フランス代表へ「ありがとう」、国民がこれほどまでに代表を愛したいくつかの理由

SOCCER KING 7月15日(金)18時35分配信

 月曜日の朝、フランス人の多くが、改めて悲しい現実をつきつけられた。前夜の出来事は、決して悪夢ではなかった。テレビでは、フランス代表の決勝敗退が、繰り返し語られていた。全国のあらゆる新聞は、一面に、悲鳴のような大見出しをつけた。

「打ちのめされた者たち」(全国スポーツ日刊紙『レキップ』)
「あまりに残酷な」(南部地方紙『デペッシュ・デュ・ミディ紙)
「夢破れて」(北部地方紙『ヴォワ・デュ・ノール』)
「心が砕け散った」(南西部地方紙『シュド・ウェスト』)
「青い夢は飛び去った」(東部地方紙『クリエ・ド・ルェスト』)
「なんという失望か」(北中部地方紙『クリエ・ピカール』)
「まるで青あざのように」(全国日刊紙『リベラシオン』)

 ただ、ひとつだけ、こんな見出しも。
「このひと時を、ありがとう」(全国日刊紙『リュマニテ』)

 そしてこれが、フランス国民の、ほぼ総意に違いなかった。決勝の翌日、フランス代表の選手・スタッフ全員を官邸に招待した際に、共和国大統領フランソワ・オランドは国民を代表してこんな言葉を告げた。

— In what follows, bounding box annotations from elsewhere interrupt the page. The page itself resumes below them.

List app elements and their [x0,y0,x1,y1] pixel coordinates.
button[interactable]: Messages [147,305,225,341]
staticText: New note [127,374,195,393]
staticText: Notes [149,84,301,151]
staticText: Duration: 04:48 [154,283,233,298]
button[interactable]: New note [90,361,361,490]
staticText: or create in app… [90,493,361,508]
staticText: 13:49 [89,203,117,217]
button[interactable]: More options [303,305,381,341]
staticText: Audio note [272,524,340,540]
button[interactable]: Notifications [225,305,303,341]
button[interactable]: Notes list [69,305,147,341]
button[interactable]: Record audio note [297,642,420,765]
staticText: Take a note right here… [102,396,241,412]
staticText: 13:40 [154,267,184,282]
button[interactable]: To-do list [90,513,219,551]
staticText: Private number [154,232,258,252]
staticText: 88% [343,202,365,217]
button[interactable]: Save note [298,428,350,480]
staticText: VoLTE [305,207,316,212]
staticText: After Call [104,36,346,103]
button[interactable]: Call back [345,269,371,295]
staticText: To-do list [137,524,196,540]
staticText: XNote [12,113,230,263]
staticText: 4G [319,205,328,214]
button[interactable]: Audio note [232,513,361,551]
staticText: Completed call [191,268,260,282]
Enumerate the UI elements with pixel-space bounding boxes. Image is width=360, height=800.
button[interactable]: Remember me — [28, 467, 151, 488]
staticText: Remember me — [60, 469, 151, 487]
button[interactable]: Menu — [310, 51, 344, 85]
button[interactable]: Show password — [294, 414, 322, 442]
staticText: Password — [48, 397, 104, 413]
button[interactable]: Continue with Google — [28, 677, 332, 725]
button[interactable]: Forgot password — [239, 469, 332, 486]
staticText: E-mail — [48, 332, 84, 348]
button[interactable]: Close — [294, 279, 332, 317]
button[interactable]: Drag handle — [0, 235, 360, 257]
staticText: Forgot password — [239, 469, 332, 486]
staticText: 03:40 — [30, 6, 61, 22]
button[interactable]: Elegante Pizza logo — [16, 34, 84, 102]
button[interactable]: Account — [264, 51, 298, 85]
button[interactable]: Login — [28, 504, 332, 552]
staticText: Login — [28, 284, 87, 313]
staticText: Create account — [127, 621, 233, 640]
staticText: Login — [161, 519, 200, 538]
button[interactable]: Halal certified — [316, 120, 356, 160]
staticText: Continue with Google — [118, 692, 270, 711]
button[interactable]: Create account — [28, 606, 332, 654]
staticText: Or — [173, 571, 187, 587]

「君たちは賜杯を持ち帰ることはできなかったが、我々の心を勝ち取った。これは値段がつけられないほど、価値あることである。本当にありがとう」

 官邸裏口で出待ちをしていた何百人もの熱心なファンたちも、ひっそりと走り去るミニバンに向かって、惜しみない拍手とともに、こんな声援を飛ばした。

「ありがとう、レ・ブルー!」

 誰もが悲しみに打ちひしがれていたけれど、そこに怒りの感情はなかった。2006年ワールドカップ決勝敗戦後は、フランス国内に批判の嵐が吹き荒れたものだ。2010年W杯では、練習「ストライキ」のいざこざの果てにグループリーグ敗退となり、国民は怒りを通り越して選手たちに憎しみを抱いた。ただし、今回のフランスは、むしろ感謝の気持ちでいっぱいだ。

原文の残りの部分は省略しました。